The Yerevan-based Nairit chemical giant and the Vanadzor-Khimprom plant located in the northern city of Vanadzor have a significant backlog of unpaid wages despite partly resuming operations this year. Both companies controlled by Russian investors were hit hard by the global financial crisis, laying off or sending on indefinite leave scores of workers.
Some 70 Nairit employees protested outside the main government building in Yerevan during a weekly session of Prime Minister Tigran Sargsyan’s cabinet. They said they have not been paid since the Nairit management paid June wage arrears to its 3,000 workers in July.
The protesters were allowed to enter the building and speak to Energy and Natural Resources Minister Armen Movsisian. “We come to work but don’t get paid,” one angry woman told him.
“Mr. Movsisian, don’t get us wrong, we can’t get by,” she said. “We just want what we have earned.”
“I can understand you,” replied Movsisian. He pledged to look into the matter and “answer all questions” in the next few days.
The Armenian government has a 10 percent stake in the Soviet-built company, which has repeatedly changed owners over the past two decades.
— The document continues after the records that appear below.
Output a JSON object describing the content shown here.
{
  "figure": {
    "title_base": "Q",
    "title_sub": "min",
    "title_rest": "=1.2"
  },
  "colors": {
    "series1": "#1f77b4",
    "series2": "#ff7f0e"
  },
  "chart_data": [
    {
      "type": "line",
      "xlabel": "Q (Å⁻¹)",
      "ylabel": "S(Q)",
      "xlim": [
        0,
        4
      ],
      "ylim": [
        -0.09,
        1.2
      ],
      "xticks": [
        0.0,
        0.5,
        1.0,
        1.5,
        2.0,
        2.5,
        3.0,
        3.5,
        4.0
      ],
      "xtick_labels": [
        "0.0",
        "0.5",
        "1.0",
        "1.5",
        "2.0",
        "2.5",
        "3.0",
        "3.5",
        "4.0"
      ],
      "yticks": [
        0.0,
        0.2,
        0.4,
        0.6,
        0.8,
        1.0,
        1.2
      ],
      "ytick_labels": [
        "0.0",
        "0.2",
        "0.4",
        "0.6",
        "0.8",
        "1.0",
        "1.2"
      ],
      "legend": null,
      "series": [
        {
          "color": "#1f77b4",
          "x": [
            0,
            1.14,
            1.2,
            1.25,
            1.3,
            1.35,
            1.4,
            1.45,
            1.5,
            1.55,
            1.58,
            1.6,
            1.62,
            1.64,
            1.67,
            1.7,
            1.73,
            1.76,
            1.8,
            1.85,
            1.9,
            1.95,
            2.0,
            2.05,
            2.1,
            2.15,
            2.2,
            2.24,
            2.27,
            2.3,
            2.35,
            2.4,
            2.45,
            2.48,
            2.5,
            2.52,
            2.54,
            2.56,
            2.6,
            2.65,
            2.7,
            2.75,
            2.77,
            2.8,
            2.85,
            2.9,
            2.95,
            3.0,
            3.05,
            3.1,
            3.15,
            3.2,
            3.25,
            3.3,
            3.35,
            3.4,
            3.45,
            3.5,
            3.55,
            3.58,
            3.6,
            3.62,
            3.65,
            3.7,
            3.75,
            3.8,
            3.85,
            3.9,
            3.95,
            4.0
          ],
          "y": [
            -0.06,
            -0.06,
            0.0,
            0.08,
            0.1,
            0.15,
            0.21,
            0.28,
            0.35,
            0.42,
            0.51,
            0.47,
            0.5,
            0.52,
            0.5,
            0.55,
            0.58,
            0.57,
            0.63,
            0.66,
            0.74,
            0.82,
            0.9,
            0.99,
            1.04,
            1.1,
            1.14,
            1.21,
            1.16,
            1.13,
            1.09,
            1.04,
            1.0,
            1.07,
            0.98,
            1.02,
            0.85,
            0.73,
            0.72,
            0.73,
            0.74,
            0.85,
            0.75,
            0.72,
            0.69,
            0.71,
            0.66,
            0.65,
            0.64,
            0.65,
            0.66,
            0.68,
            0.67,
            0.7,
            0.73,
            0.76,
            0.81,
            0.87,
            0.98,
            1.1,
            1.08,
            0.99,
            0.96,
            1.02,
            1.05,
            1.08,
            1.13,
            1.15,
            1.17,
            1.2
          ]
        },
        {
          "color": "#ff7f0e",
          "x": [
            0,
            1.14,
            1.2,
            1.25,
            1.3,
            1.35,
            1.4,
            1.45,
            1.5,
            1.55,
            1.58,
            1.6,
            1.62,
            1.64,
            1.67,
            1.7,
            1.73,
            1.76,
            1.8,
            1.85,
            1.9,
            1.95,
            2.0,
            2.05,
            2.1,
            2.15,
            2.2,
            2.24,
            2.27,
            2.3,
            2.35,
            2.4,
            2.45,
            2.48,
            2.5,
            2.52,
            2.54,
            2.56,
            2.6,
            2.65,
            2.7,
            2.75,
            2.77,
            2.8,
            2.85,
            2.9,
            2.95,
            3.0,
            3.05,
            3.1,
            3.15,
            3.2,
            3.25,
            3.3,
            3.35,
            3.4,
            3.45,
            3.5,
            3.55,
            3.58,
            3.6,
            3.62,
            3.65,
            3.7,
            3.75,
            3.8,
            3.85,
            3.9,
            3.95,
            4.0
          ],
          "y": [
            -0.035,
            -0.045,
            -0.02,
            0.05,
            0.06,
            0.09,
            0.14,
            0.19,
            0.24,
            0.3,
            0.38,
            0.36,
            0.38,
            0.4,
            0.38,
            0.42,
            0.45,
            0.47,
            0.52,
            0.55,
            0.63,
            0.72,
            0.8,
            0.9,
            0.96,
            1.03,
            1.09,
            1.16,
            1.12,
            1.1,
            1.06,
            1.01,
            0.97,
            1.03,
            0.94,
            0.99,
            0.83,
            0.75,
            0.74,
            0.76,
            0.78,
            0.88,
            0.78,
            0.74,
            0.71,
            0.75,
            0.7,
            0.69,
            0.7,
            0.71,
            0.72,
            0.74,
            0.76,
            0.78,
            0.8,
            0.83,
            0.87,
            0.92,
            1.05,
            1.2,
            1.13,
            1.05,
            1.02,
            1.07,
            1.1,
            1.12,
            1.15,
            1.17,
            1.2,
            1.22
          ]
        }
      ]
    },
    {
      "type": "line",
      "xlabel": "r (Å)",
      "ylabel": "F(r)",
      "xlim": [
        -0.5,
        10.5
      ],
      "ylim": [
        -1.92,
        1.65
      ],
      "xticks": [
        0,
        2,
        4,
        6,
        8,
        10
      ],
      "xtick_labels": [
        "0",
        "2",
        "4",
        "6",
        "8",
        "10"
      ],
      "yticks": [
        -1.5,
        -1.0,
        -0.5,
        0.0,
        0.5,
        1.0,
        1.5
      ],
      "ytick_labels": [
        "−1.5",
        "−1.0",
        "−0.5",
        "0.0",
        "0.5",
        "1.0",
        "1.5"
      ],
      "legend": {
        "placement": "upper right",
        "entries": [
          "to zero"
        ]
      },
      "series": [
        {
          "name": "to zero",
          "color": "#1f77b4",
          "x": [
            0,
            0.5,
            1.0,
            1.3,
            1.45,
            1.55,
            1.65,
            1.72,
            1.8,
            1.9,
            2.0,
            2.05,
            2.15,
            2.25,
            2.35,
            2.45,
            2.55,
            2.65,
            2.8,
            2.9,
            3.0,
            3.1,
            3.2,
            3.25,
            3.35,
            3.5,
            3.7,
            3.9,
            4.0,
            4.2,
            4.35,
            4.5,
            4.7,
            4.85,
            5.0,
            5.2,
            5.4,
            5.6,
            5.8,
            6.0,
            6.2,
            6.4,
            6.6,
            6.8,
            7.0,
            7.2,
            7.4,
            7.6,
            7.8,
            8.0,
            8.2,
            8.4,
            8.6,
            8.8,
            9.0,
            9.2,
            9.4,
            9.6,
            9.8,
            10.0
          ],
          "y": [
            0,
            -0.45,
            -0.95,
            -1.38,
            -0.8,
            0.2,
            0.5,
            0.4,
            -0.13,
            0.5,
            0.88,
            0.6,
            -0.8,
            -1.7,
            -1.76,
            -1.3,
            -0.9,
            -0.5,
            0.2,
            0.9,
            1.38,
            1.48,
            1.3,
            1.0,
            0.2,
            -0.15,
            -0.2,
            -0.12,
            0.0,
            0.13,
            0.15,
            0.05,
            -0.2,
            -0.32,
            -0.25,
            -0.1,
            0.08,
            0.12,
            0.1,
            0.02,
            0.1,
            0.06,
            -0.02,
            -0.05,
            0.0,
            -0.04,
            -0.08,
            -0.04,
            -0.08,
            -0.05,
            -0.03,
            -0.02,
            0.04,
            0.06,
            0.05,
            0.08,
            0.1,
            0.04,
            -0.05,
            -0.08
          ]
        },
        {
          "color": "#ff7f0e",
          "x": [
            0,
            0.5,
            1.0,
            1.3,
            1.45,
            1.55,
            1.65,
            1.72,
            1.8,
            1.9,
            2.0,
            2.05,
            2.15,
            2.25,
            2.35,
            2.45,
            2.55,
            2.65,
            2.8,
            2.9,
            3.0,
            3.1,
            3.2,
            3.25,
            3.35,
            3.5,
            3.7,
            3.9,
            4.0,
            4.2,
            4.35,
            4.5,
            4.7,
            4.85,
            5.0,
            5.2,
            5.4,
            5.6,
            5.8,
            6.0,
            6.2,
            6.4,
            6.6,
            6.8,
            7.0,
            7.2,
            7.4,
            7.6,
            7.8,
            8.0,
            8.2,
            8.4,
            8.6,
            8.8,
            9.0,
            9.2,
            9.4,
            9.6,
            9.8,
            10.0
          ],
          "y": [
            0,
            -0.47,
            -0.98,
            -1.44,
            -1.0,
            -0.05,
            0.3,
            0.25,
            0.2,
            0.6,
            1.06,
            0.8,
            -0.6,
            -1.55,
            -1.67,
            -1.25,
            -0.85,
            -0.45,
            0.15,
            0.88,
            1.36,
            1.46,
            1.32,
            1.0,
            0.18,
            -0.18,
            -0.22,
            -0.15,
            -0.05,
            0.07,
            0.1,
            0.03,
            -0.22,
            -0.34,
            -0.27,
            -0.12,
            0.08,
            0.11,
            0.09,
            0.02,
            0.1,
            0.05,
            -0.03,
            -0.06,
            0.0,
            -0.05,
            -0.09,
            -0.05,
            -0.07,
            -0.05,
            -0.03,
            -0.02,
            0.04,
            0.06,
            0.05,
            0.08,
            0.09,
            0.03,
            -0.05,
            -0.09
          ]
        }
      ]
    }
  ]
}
The Nairit protesters also said they and many of their colleagues were again sent on leave late last month. They claimed that the plant’s executive director, Armen Movsisian, is forcing them to sign documents saying that they stopped working voluntarily.
A similar number of mostly middle-aged chemical workers rallied outside the Vanadzor plant. “We haven’t been paid for seven months,” one of them told RFE/RL’s Armenian service. “If I got my wages, I would be able to take care of my winter expenses,” said another man.
Vanadzor-Khimprom’s chief executive, Aleksandr Snegirev, came out to talk to the protesters and invite them to his office for a discussion. “They promised to pay us in the next two days,” one worker told RFE/RL after the 20-minute meeting held behind the closed doors.
Vanadzor-Khimprom had laid off 600 of its 830 employees in late 2008 after halting production of calcium carbide and other chemicals. Most of them were reportedly rehired this summer as the company, which is Vanadzor’s largest employer, gradually resumed operations.
Snegirev said in August that Vanadzor-Khimprom will soon relaunch its carbide production line and is pressing ahead with plans to manufacture large amounts of mineral fertilizers. Movsisian visited the company and approved a rehabilitation plan drawn up by its management last month.
The energy minister, who oversees Armenia’s once thriving chemical industry, said on Thursday that the export-oriented sector has yet to emerge from the global recession.
“This sphere is the most difficult one as it doesn’t recover easily,” Movsisian told RFE/RL. “It’s not just Nairit’s problem. The same problem exists all over the world.”
“We are trying to work out a plan of actions to see how we can help them get out of this situation,” he said.
Official statistics show Armenian chemical output soaring by almost 28 percent year on year to 7.1 billion drams ($19.5 million) in the first nine months of this year. Production of synthetic rubber, Nairit’s main product, doubled in this period, according to the National Statistical Service (NSS).